I am a committed fan of Ariana Franklin’s Mistress of the Art of Death tales. The third book in the series, Grave Goods, finds Adelia Aguilar, medica of Salerno and the English King Henry II’s unofficial medical examiner (or “mistress of the art of death”), sent to Glastonbury to examine two mysterious skeletons which may or may not be the remains of Arthur and Guinevere. (There is fascinating historical background for this, which of course I had to research further after reading the book—one of the great pleasures of historical fiction.)
Franklin’s wry humor intertwines with mysterious monks, suspicious inn-keepers, vanishing traveling parties, terrifying (and sometimes quirkily sympathetic) forest outlaws, walled-up crypts on Glastonbury Tor, sealed secret passages, brooding marshes, and of course the forensic mystery of the skeletons—who are they? How did they come to be buried as they were?
I loved this book, as I loved the first two in the series. I wish, however, that Franklin had not added the very last paragraph. I won’t give away the content of the paragraph or even go into detail about why it jarred me so, but I would be very interested to hear other reactions!
For a writer, I don’t actually write much about writing here, do I?

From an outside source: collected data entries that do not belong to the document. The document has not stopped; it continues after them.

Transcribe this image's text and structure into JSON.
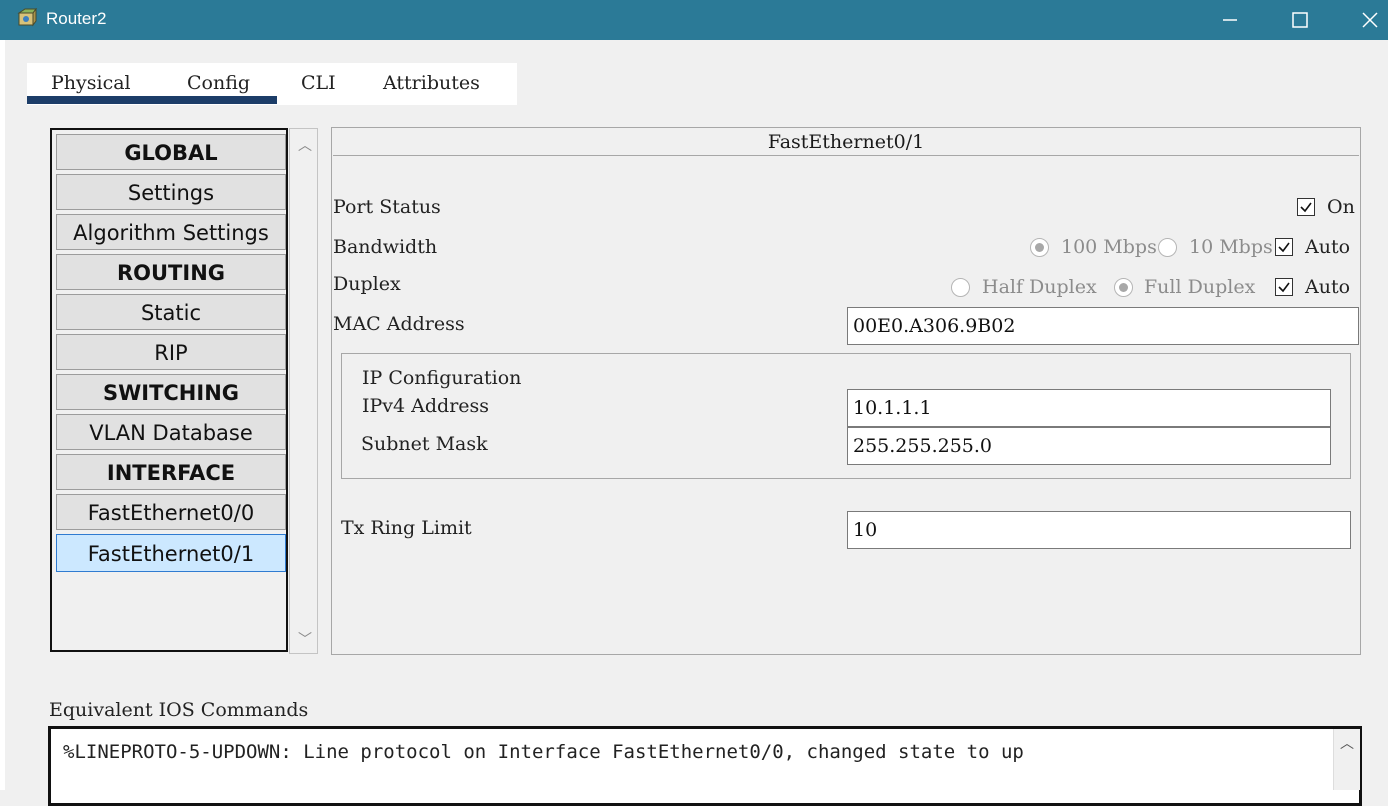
{
  "window": {
    "title": "Router2",
    "controls": {
      "minimize_icon": "minimize-icon",
      "maximize_icon": "maximize-icon",
      "close_icon": "close-icon"
    }
  },
  "tabs": [
    {
      "label": "Physical",
      "active": false
    },
    {
      "label": "Config",
      "active": true
    },
    {
      "label": "CLI",
      "active": false
    },
    {
      "label": "Attributes",
      "active": false
    }
  ],
  "nav": {
    "items": [
      {
        "label": "GLOBAL",
        "section": true
      },
      {
        "label": "Settings",
        "section": false
      },
      {
        "label": "Algorithm Settings",
        "section": false
      },
      {
        "label": "ROUTING",
        "section": true
      },
      {
        "label": "Static",
        "section": false
      },
      {
        "label": "RIP",
        "section": false
      },
      {
        "label": "SWITCHING",
        "section": true
      },
      {
        "label": "VLAN Database",
        "section": false
      },
      {
        "label": "INTERFACE",
        "section": true
      },
      {
        "label": "FastEthernet0/0",
        "section": false
      },
      {
        "label": "FastEthernet0/1",
        "section": false,
        "selected": true
      }
    ]
  },
  "interface": {
    "title": "FastEthernet0/1",
    "port_status": {
      "label": "Port Status",
      "on_label": "On",
      "on_checked": true
    },
    "bandwidth": {
      "label": "Bandwidth",
      "option_100": "100 Mbps",
      "option_10": "10 Mbps",
      "selected": "100 Mbps",
      "auto_label": "Auto",
      "auto_checked": true
    },
    "duplex": {
      "label": "Duplex",
      "option_half": "Half Duplex",
      "option_full": "Full Duplex",
      "selected": "Full Duplex",
      "auto_label": "Auto",
      "auto_checked": true
    },
    "mac": {
      "label": "MAC Address",
      "value": "00E0.A306.9B02"
    },
    "ip_config": {
      "heading": "IP Configuration",
      "ipv4_label": "IPv4 Address",
      "ipv4_value": "10.1.1.1",
      "mask_label": "Subnet Mask",
      "mask_value": "255.255.255.0"
    },
    "tx_ring": {
      "label": "Tx Ring Limit",
      "value": "10"
    }
  },
  "ios": {
    "label": "Equivalent IOS Commands",
    "text": "%LINEPROTO-5-UPDOWN: Line protocol on Interface FastEthernet0/0, changed state to up"
  },
  "colors": {
    "titlebar": "#2b7a97",
    "tab_underline": "#1c3d68",
    "selected_item": "#cce8ff"
  }
}
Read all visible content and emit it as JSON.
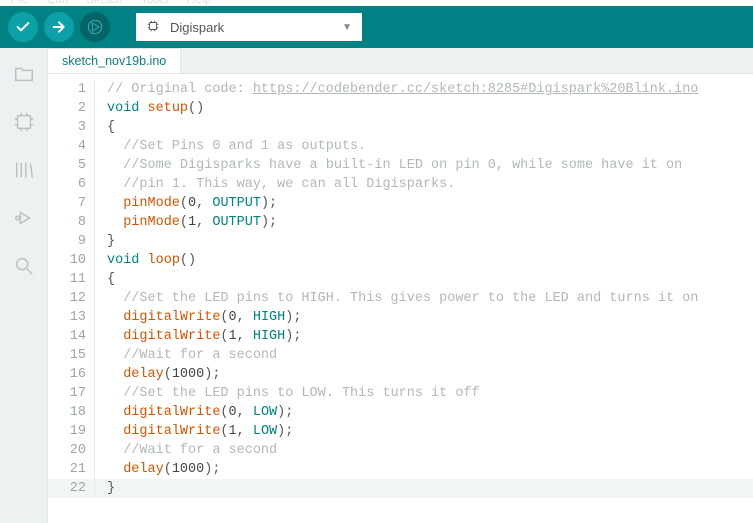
{
  "menubar": {
    "items": [
      "File",
      "Edit",
      "Sketch",
      "Tools",
      "Help"
    ]
  },
  "toolbar": {
    "verify_tip": "Verify",
    "upload_tip": "Upload",
    "debug_tip": "Debug",
    "board_name": "Digispark"
  },
  "sidebar": {
    "items": [
      {
        "name": "folder-icon"
      },
      {
        "name": "board-manager-icon"
      },
      {
        "name": "library-manager-icon"
      },
      {
        "name": "debug-icon"
      },
      {
        "name": "search-icon"
      }
    ]
  },
  "tab": {
    "filename": "sketch_nov19b.ino"
  },
  "code": {
    "lines": [
      {
        "n": 1,
        "tokens": [
          [
            "comment",
            "// Original code: "
          ],
          [
            "link",
            "https://codebender.cc/sketch:8285#Digispark%20Blink.ino"
          ]
        ]
      },
      {
        "n": 2,
        "tokens": [
          [
            "kw",
            "void "
          ],
          [
            "func",
            "setup"
          ],
          [
            "punc",
            "()"
          ]
        ]
      },
      {
        "n": 3,
        "tokens": [
          [
            "punc",
            "{"
          ]
        ]
      },
      {
        "n": 4,
        "tokens": [
          [
            "plain",
            "  "
          ],
          [
            "comment",
            "//Set Pins 0 and 1 as outputs."
          ]
        ]
      },
      {
        "n": 5,
        "tokens": [
          [
            "plain",
            "  "
          ],
          [
            "comment",
            "//Some Digisparks have a built-in LED on pin 0, while some have it on"
          ]
        ]
      },
      {
        "n": 6,
        "tokens": [
          [
            "plain",
            "  "
          ],
          [
            "comment",
            "//pin 1. This way, we can all Digisparks."
          ]
        ]
      },
      {
        "n": 7,
        "tokens": [
          [
            "plain",
            "  "
          ],
          [
            "func",
            "pinMode"
          ],
          [
            "punc",
            "("
          ],
          [
            "num",
            "0"
          ],
          [
            "punc",
            ", "
          ],
          [
            "const",
            "OUTPUT"
          ],
          [
            "punc",
            ");"
          ]
        ]
      },
      {
        "n": 8,
        "tokens": [
          [
            "plain",
            "  "
          ],
          [
            "func",
            "pinMode"
          ],
          [
            "punc",
            "("
          ],
          [
            "num",
            "1"
          ],
          [
            "punc",
            ", "
          ],
          [
            "const",
            "OUTPUT"
          ],
          [
            "punc",
            ");"
          ]
        ]
      },
      {
        "n": 9,
        "tokens": [
          [
            "punc",
            "}"
          ]
        ]
      },
      {
        "n": 10,
        "tokens": [
          [
            "kw",
            "void "
          ],
          [
            "func",
            "loop"
          ],
          [
            "punc",
            "()"
          ]
        ]
      },
      {
        "n": 11,
        "tokens": [
          [
            "punc",
            "{"
          ]
        ]
      },
      {
        "n": 12,
        "tokens": [
          [
            "plain",
            "  "
          ],
          [
            "comment",
            "//Set the LED pins to HIGH. This gives power to the LED and turns it on"
          ]
        ]
      },
      {
        "n": 13,
        "tokens": [
          [
            "plain",
            "  "
          ],
          [
            "func",
            "digitalWrite"
          ],
          [
            "punc",
            "("
          ],
          [
            "num",
            "0"
          ],
          [
            "punc",
            ", "
          ],
          [
            "const",
            "HIGH"
          ],
          [
            "punc",
            ");"
          ]
        ]
      },
      {
        "n": 14,
        "tokens": [
          [
            "plain",
            "  "
          ],
          [
            "func",
            "digitalWrite"
          ],
          [
            "punc",
            "("
          ],
          [
            "num",
            "1"
          ],
          [
            "punc",
            ", "
          ],
          [
            "const",
            "HIGH"
          ],
          [
            "punc",
            ");"
          ]
        ]
      },
      {
        "n": 15,
        "tokens": [
          [
            "plain",
            "  "
          ],
          [
            "comment",
            "//Wait for a second"
          ]
        ]
      },
      {
        "n": 16,
        "tokens": [
          [
            "plain",
            "  "
          ],
          [
            "func",
            "delay"
          ],
          [
            "punc",
            "("
          ],
          [
            "num",
            "1000"
          ],
          [
            "punc",
            ");"
          ]
        ]
      },
      {
        "n": 17,
        "tokens": [
          [
            "plain",
            "  "
          ],
          [
            "comment",
            "//Set the LED pins to LOW. This turns it off"
          ]
        ]
      },
      {
        "n": 18,
        "tokens": [
          [
            "plain",
            "  "
          ],
          [
            "func",
            "digitalWrite"
          ],
          [
            "punc",
            "("
          ],
          [
            "num",
            "0"
          ],
          [
            "punc",
            ", "
          ],
          [
            "const",
            "LOW"
          ],
          [
            "punc",
            ");"
          ]
        ]
      },
      {
        "n": 19,
        "tokens": [
          [
            "plain",
            "  "
          ],
          [
            "func",
            "digitalWrite"
          ],
          [
            "punc",
            "("
          ],
          [
            "num",
            "1"
          ],
          [
            "punc",
            ", "
          ],
          [
            "const",
            "LOW"
          ],
          [
            "punc",
            ");"
          ]
        ]
      },
      {
        "n": 20,
        "tokens": [
          [
            "plain",
            "  "
          ],
          [
            "comment",
            "//Wait for a second"
          ]
        ]
      },
      {
        "n": 21,
        "tokens": [
          [
            "plain",
            "  "
          ],
          [
            "func",
            "delay"
          ],
          [
            "punc",
            "("
          ],
          [
            "num",
            "1000"
          ],
          [
            "punc",
            ");"
          ]
        ]
      },
      {
        "n": 22,
        "tokens": [
          [
            "punc",
            "}"
          ]
        ]
      }
    ]
  }
}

For me, writing a book is like making piecrust. (Mmmm, pie.) One must pay attention to what one is doing and pull it together with a light hand. Work it too much, and it gets tough and gray. Give it to someone else to play with, and it may turn out to be mince instead of apple. Take it out of the oven every few minutes to see what it looks like, and it will never be more than half-baked.
So although I am in the very early stages of working on a new project, I won’t be writing about it in much detail. It’s also set in the sixteenth century. It also features some historical personages and some fictional characters. It also combines elements of mystery, adventure, romance, character study, fabulous food and magnificent costumery, palace intrigue and sudden death.
Or as I like to call it—historical fiction with sprinkles.